In an additional statement, Abbott said that he will not “participate in an event held by MLB, and the State will not seek to host the All-Star Game or any other MLB special events.”

On Friday, MLB announced that this summer’s All-Star Game was being moved out of Atlanta in response to a new Georgia law that has civil rights groups concerned about its potential to restrict voting access for people of color.

Commissioner Rob Manfred made the decision to move the All-Star Game and events, along with the amateur draft, from Atlanta after discussions with individual big leaguers and the Players Alliance, an organization of Black players formed after the death of George Floyd last year.
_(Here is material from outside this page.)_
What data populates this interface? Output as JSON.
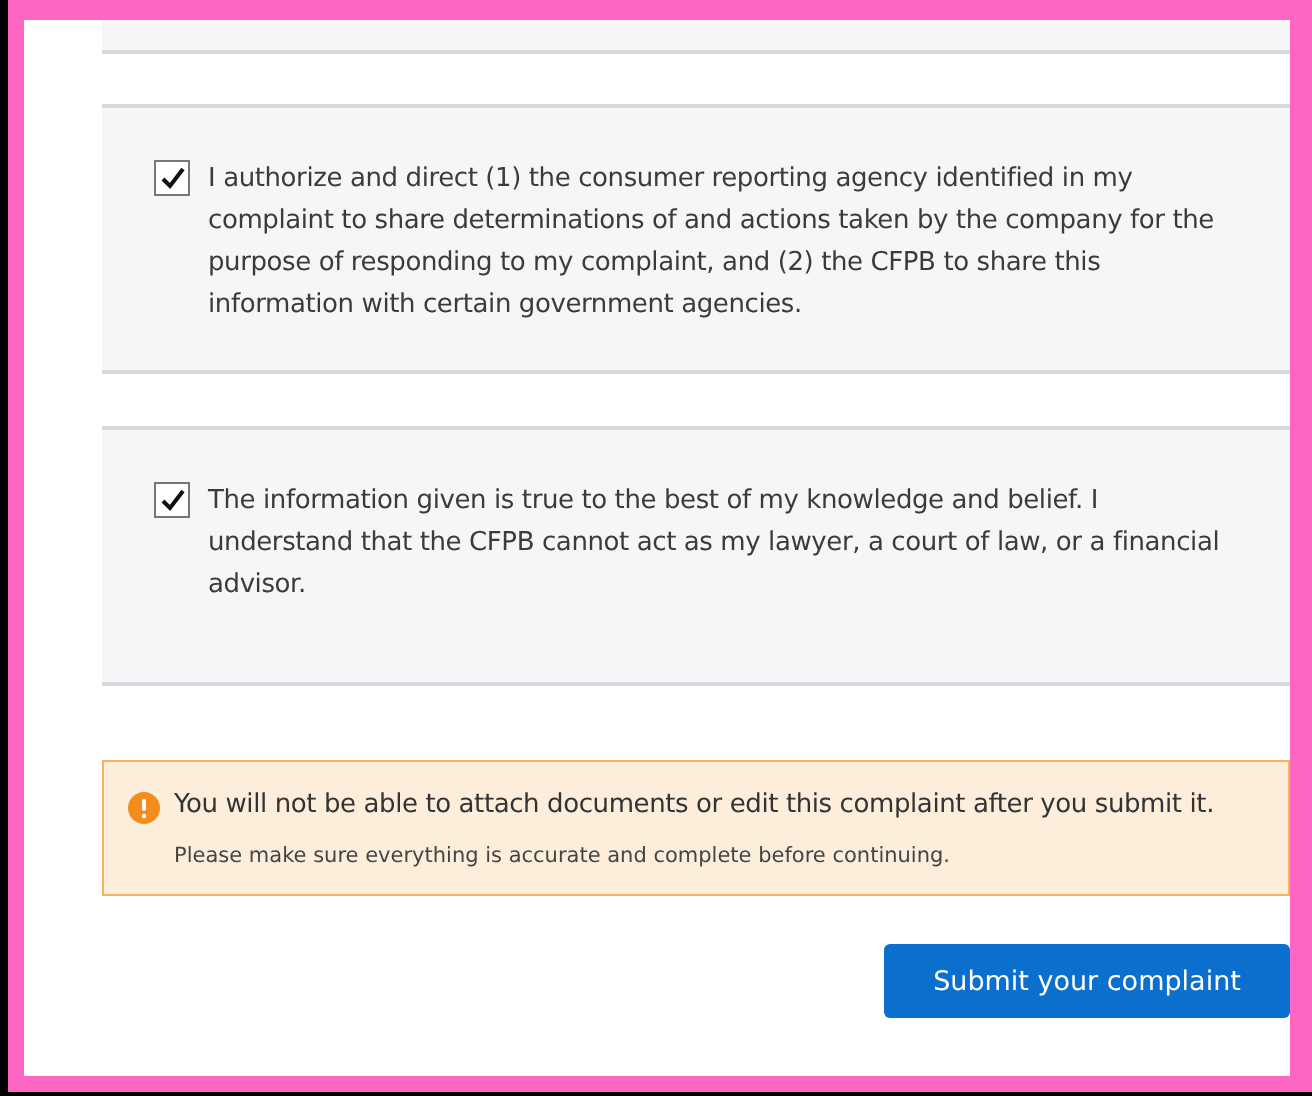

Last month, Georgia Gov. Brian Kemp signed into law a sweeping, Republican-sponsored bill that includes new restrictions on voting by mail and greater legislative control over how elections are run. The bill, which also prohibits volunteers from distributing food and water to voters waiting in line, was finalized on March 25 roughly 15 miles from the Braves’ stadium, Truist Park.

The new voting law came in the wake of the first Democratic victories in presidential and Senate elections in Georgia in a generation, which triggered repeated unproven assertions by former President Donald Trump that the state’s election was fraudulent. Supporters of the new law have said it merely ensures election integrity and stamps out potential fraud, while critics have described it as a voter suppression tactic that would make it more difficult for minorities, particularly people of color, to vote, citing how it reduces ballot access in urban communities that lean Democrat.

In his statement Monday, Abbott chastised MLB for “perpetuating false political narratives.”

After going 1-2 in a season-opening road series against the Kansas City Royals, the Rangers will return to a full-capacity crowd at Globe Life Field for their home opener against the Toronto Blue Jays on Monday afternoon.

Information from ESPN’s Alden Gonzalez was used in this report.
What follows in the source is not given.